The highlight of the home may be its three-story marble staircase, located on the west side of the entrance hall. “The main stair has a carved iron and wood rail, and the walls feature pilasters, entablatures, and railings, all forming low colonnades at each level,” according to the historic register application.
From the ground floor, the pipes of a Welte Philharmonic Organ, arranged in the shape of a window frame, are visible at the top of the stairwell. The actual organ, which can be played with music scrolls, anchors the second floor landing. There are additional pipes in the basement.
The first room at the top of the stairs is an indoor pool with a tiled basin. Tara Circle began the restoration of this room, painting the ceilings and walls; ten years ago it was notable for the size of pealing paint chips. Unfortunately, a Tiffany-style stained glass window at the far end was either sold or vandalized.

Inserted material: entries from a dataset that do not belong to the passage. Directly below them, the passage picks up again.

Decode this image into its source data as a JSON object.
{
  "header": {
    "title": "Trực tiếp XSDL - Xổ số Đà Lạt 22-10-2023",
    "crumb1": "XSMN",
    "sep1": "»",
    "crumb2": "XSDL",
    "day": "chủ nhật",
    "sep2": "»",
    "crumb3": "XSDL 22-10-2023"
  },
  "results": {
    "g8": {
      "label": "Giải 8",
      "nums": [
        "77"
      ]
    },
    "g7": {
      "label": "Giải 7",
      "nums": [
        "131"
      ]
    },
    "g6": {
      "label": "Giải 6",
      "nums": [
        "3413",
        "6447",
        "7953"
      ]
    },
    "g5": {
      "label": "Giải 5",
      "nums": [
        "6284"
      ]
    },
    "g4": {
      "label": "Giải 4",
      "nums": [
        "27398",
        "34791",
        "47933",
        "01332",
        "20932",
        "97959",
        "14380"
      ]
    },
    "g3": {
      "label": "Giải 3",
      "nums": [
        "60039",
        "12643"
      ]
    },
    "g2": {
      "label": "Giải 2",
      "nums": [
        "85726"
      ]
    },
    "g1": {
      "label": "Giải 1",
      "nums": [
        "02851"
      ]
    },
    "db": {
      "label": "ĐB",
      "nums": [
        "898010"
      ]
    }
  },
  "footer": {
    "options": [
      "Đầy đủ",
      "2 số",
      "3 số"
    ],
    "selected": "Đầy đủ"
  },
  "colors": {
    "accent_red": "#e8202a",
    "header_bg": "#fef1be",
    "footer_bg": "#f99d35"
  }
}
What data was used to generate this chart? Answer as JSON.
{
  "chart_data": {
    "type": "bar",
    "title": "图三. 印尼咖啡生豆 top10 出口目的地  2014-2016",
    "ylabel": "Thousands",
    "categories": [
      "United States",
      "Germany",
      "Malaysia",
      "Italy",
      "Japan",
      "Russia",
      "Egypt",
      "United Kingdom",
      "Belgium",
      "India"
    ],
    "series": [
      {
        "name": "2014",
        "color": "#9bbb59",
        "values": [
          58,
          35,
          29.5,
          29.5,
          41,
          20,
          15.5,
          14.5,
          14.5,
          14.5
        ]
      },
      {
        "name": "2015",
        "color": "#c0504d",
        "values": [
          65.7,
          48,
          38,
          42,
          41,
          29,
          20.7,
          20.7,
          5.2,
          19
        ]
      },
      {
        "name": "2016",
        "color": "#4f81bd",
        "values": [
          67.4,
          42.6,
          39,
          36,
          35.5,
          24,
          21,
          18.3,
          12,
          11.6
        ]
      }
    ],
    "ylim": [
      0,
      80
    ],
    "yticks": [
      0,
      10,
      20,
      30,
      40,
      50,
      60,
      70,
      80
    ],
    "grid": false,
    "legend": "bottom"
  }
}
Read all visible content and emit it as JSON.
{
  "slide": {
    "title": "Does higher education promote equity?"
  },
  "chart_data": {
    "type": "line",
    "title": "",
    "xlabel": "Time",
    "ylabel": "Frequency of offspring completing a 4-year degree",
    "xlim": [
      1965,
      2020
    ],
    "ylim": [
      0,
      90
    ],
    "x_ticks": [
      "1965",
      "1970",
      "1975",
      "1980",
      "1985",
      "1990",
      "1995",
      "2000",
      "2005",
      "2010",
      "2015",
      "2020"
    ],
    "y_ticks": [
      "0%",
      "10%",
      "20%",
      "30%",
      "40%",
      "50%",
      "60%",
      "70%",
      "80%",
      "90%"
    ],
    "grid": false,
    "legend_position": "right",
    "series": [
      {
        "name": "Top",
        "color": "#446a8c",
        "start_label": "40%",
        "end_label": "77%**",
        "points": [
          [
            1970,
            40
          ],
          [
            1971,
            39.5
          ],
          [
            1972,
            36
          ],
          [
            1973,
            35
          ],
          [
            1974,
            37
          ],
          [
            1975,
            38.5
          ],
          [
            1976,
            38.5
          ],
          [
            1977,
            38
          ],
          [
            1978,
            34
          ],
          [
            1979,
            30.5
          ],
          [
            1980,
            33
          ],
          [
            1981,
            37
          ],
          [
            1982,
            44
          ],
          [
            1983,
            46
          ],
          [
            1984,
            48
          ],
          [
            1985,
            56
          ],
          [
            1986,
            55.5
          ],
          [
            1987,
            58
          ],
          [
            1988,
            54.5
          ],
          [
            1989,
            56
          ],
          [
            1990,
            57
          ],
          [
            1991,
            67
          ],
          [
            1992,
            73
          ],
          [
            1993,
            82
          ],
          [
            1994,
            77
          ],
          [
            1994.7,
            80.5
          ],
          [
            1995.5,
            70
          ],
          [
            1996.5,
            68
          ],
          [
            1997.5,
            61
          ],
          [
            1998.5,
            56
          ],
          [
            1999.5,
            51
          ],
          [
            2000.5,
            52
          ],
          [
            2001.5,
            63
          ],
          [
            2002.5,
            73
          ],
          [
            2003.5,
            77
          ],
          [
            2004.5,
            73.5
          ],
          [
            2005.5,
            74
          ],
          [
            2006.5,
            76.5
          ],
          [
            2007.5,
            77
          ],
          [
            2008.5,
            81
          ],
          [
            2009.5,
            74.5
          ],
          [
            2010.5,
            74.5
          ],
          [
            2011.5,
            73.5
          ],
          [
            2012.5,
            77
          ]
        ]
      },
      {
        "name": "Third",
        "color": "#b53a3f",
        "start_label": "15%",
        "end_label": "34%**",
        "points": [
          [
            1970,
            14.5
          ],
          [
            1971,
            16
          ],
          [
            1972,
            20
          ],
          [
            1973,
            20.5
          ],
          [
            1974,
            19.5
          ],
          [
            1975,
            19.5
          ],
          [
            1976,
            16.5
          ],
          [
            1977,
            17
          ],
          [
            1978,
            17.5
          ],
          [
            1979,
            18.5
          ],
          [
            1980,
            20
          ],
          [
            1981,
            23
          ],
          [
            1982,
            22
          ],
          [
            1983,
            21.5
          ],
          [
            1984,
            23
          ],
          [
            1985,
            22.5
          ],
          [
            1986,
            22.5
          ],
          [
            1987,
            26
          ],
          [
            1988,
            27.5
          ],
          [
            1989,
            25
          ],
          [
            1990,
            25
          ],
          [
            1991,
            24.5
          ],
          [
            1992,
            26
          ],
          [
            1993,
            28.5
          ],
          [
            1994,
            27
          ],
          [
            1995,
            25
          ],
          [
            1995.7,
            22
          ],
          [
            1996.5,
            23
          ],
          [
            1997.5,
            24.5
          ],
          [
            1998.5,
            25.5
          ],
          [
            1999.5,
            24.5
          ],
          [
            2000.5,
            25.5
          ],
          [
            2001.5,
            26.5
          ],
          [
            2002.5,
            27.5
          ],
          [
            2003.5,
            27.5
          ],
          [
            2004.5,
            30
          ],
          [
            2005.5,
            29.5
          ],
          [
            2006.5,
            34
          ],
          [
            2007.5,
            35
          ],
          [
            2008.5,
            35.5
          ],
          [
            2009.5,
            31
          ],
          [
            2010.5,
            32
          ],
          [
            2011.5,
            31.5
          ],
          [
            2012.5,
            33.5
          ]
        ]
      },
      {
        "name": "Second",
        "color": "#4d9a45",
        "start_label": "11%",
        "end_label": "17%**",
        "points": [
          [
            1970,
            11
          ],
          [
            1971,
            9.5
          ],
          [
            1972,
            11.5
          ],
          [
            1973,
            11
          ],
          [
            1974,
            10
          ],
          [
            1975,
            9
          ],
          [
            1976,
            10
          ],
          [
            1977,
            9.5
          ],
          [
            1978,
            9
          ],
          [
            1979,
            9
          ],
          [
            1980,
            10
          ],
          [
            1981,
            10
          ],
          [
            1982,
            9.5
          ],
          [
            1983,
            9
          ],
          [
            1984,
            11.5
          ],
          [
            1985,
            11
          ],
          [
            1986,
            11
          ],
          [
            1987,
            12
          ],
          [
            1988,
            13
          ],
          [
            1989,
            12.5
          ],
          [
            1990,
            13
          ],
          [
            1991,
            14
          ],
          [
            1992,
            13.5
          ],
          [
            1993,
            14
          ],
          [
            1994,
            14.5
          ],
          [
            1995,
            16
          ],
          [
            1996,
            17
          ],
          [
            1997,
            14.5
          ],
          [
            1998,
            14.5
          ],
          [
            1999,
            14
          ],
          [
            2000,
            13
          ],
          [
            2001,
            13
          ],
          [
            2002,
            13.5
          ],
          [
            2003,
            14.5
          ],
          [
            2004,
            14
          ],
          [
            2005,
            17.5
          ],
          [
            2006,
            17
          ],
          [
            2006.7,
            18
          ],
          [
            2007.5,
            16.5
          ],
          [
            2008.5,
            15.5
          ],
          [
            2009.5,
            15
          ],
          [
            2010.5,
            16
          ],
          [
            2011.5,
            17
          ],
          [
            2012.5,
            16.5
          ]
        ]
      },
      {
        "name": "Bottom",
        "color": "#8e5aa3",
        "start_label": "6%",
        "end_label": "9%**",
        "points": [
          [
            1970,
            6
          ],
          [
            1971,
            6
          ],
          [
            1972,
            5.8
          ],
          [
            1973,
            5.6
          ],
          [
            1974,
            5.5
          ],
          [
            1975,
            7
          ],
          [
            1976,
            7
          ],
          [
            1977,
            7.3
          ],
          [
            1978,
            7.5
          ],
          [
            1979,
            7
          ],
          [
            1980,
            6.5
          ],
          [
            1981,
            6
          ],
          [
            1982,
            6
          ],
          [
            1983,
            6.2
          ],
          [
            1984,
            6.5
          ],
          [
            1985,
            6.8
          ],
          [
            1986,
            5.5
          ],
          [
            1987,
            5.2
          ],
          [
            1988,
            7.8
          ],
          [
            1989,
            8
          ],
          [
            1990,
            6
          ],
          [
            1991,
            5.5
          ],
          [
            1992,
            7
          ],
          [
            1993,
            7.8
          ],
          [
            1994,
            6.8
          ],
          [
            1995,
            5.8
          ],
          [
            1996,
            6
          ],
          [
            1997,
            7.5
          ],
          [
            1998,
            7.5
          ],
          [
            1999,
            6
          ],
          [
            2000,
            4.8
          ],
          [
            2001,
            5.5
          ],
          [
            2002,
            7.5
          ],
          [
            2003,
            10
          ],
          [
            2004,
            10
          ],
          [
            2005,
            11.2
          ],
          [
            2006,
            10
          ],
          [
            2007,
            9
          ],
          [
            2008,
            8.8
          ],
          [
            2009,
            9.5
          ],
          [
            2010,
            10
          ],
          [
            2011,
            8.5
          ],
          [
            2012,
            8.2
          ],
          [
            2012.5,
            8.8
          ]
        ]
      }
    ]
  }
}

The Archdiocese altered most of the home’s bathrooms, so that multiple students and staff could use them. That makes it difficult to fully grasp the configuration of the master bedroom suite. The Thompsons slept in separate bedrooms connected by an immense hallway closet system that remains intact. Gertrude’s suite included a sitting room with an imported fireplace.
The third story of the home was originally separated into two wings — one for children and guests, the other for servants. The Archdiocese renovated the floor for the nuns who lived there.
The basement, a great example of an early 20th-century industrialist man cave, needs a lot of work. Originally, there were a series of rooms – including one that housed Thompson’s gem collection and others for playing cards, bowling, and watching movies — down here done in an elegant Chinese style, some with brilliant ceilings designed after the Imperial Palace of Beijing. The Archdiocese used the rooms for a chapel, office space, and storage.
The house is surrounded by formal gardens with Roman artifacts and a reproduction of the theater of Diogenes, where outdoor plays and pageants were performed. Though the gardens, like the house, could use some love and attention, many of the structural elements, including statutes and reliefs, are still intact.